Die Antragstellerin ist Mitglied der Wohnungseigentümergemeinschaft ... Sie behauptet
Wasserschäden in ihrer Sondereigentumseinheit. Die Antragstellerin möchte im Wege eines selbständigen Beweisverfahrens die sachverständige Begutachtung des Wasserschadens und die Ermittlung seiner Ursachen gerichtlich durchsetzen.

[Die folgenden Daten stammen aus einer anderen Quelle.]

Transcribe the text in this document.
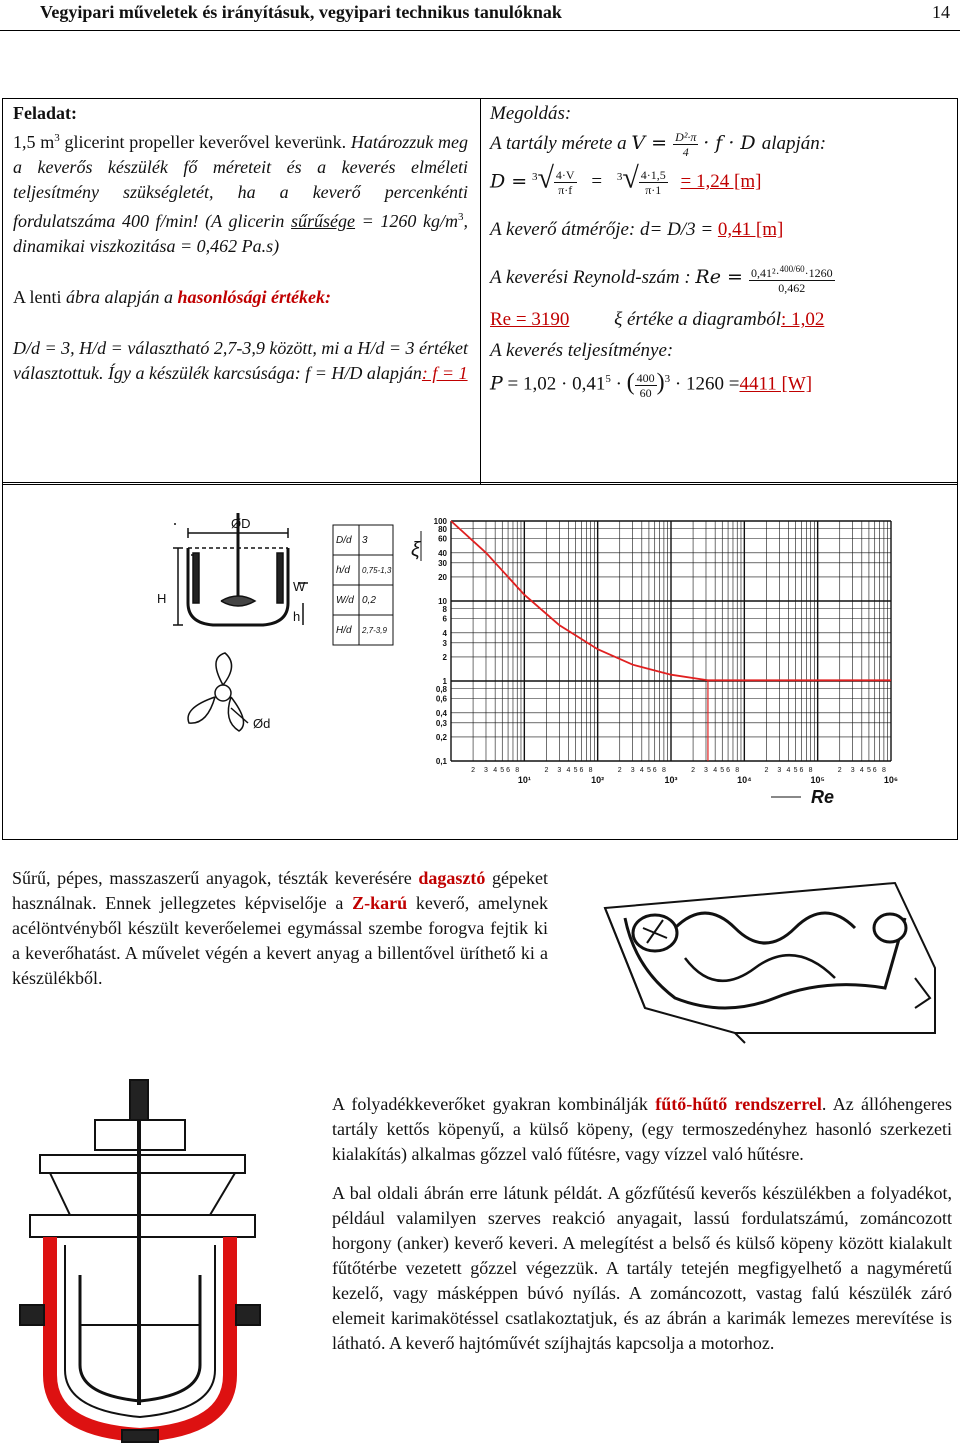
Vegyipari műveletek és irányításuk, vegyipari technikus tanulóknak	14
Feladat:
1,5 $m^3$ glicerint propeller keverővel keverünk. Határozzuk meg a keverős készülék fő méreteit és a keverés elméleti teljesítmény szükségletét, ha a keverő percenkénti fordulatszáma 400 f/min! (A glicerin sűrűsége = 1260 $kg/m^3$, dinamikai viszkozitása = 0,462 Pa.s)
A lenti ábra alapján a hasonlósági értékek:
D/d = 3, H/d = választható 2,7-3,9 között, mi a H/d = 3 értéket választottuk. Így a készülék karcsúsága: f = H/D alapján: f = 1
Megoldás:
A tartály mérete a $V = \frac{\text{D²·π}}{4} \cdot f \cdot D$ alapján:
$D = ^3√ \frac{4\cdot V}{\pi\cdot f} = ^3√ \frac{4\cdot 1,5}{\pi\cdot 1} = 1,24$ [m]
A keverő átmérője: d= D/3 = 0,41 [m]
A keverési Reynold-szám : $Re = \frac{0,41^2\cdot^{400/60}\cdot 1260}{0,462}$
Re = 3190 ξ értéke a diagramból: 1,02
A keverés teljesítménye:
$P = 1,02 \cdot 0,41^5$ · ( $\frac{400}{60} )^3 \cdot 1260 =4411$ [W]
ØD
H
W
h
Ød
D/d 3
h/d 0,75-1,3
W/d 0,2
H/d 2,7-3,9
100
80
60
40
30
20
10
8
6
4
3
2
1
0,8
0,6
0,4
0,3
0,2
0,1
10¹	10²	10³	10⁴	10⁵	10⁶
2 3 4 5 6 8	2 3 4 5 6 8	2 3 4 5 6 8	2 3 4 5 6 8	2 3 4 5 6 8	2 3 4 5 6 8
ξ
Re
Sűrű, pépes, masszaszerű anyagok, tészták keverésére dagasztó gépeket használnak. Ennek jellegzetes képviselője a Z-karú keverő, amelynek acélöntvényből készült keverőelemei egymással szembe forogva fejtik ki a keverőhatást. A művelet végén a kevert anyag a billentővel üríthető ki a készülékből.
A folyadékkeverőket gyakran kombinálják fűtő-hűtő rendszerrel. Az állóhengeres tartály kettős köpenyű, a külső köpeny, (egy termoszedényhez hasonló szerkezeti kialakítás) alkalmas gőzzel való fűtésre, vagy vízzel való hűtésre.
A bal oldali ábrán erre látunk példát. A gőzfűtésű keverős készülékben a folyadékot, például valamilyen szerves reakció anyagait, lassú fordulatszámú, zománcozott horgony (anker) keverő keveri. A melegítést a belső és külső köpeny között kialakult fűtőtérbe vezetett gőzzel végezzük. A tartály tetején megfigyelhető a nagyméretű kezelő, vagy másképpen búvó nyílás. A zománcozott, vastag falú készülék záró elemeit karimakötéssel csatlakoztatjuk, és az ábrán a karimák lemezes merevítése is látható. A keverő hajtóművét szíjhajtás kapcsolja a motorhoz.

Damit begehrt die Antragstellerin eine Maßnahme, die noch nicht zur Abstimmung der Eigentümerversammlung gestanden hat. Zu einer ordnungsmäßigen, dem Interesse der Gesamtheit der Wohnungseigentümer entsprechenden Verwaltung gehört insbesondere die ordnungsmäßige Instandhaltung und Instandsetzung des gemeinschaftlichen Eigentums (
§ 21 Abs. 5 Nr. 2 WEG). Wenn Schäden am Gemeinschaftseigentum oder Schäden im Sondereigentum eines Wohnungseigentümers auftreten, deren Ursache in Mängeln des Gemeinschaftseigentums liegen kann, entspricht es ordnungsmäßiger Verwaltung im Sinne von § 21 Abs. 4 WEG, die Ursachen umgehend durch einen Sachverständigen feststellen zu lassen. Der Verwalter ist verpflichtet, das hierzu Erforderliche zu veranlassen, also in der Regel einen Beschluss der Eigentümer herbeizuführen. Jeder Wohnungseigentümer hat in einer solchen Lage Anspruch auf Durchführung eines selbständigen Beweisverfahrens. Die Entscheidung über das „Ob“ und „Wie“ von Instandsetzungsmaßnahmen ist jedoch gemäß § 21 Abs. 1 und 3 WEG der Gemeinschaft der Wohnungseigentümer vorbehalten. Soweit es um die Mitwirkung der übrigen Wohnungseigentümer an einer ordnungsmäßigen Verwaltung geht, muss sich der Kläger vor der Anrufung des Gerichts um die Beschlussfassung der Versammlung bemühen, weil einer Klage sonst das Rechtsschutzbedürfnis fehlt. Gleiches muss grundsätzlich für den Antrag auf Durchführung eines selbständigen Beweisverfahrens gelten.
Einer anderen Auffassung folgt seit 2016 die 1. Kammer des Landgerichts München I.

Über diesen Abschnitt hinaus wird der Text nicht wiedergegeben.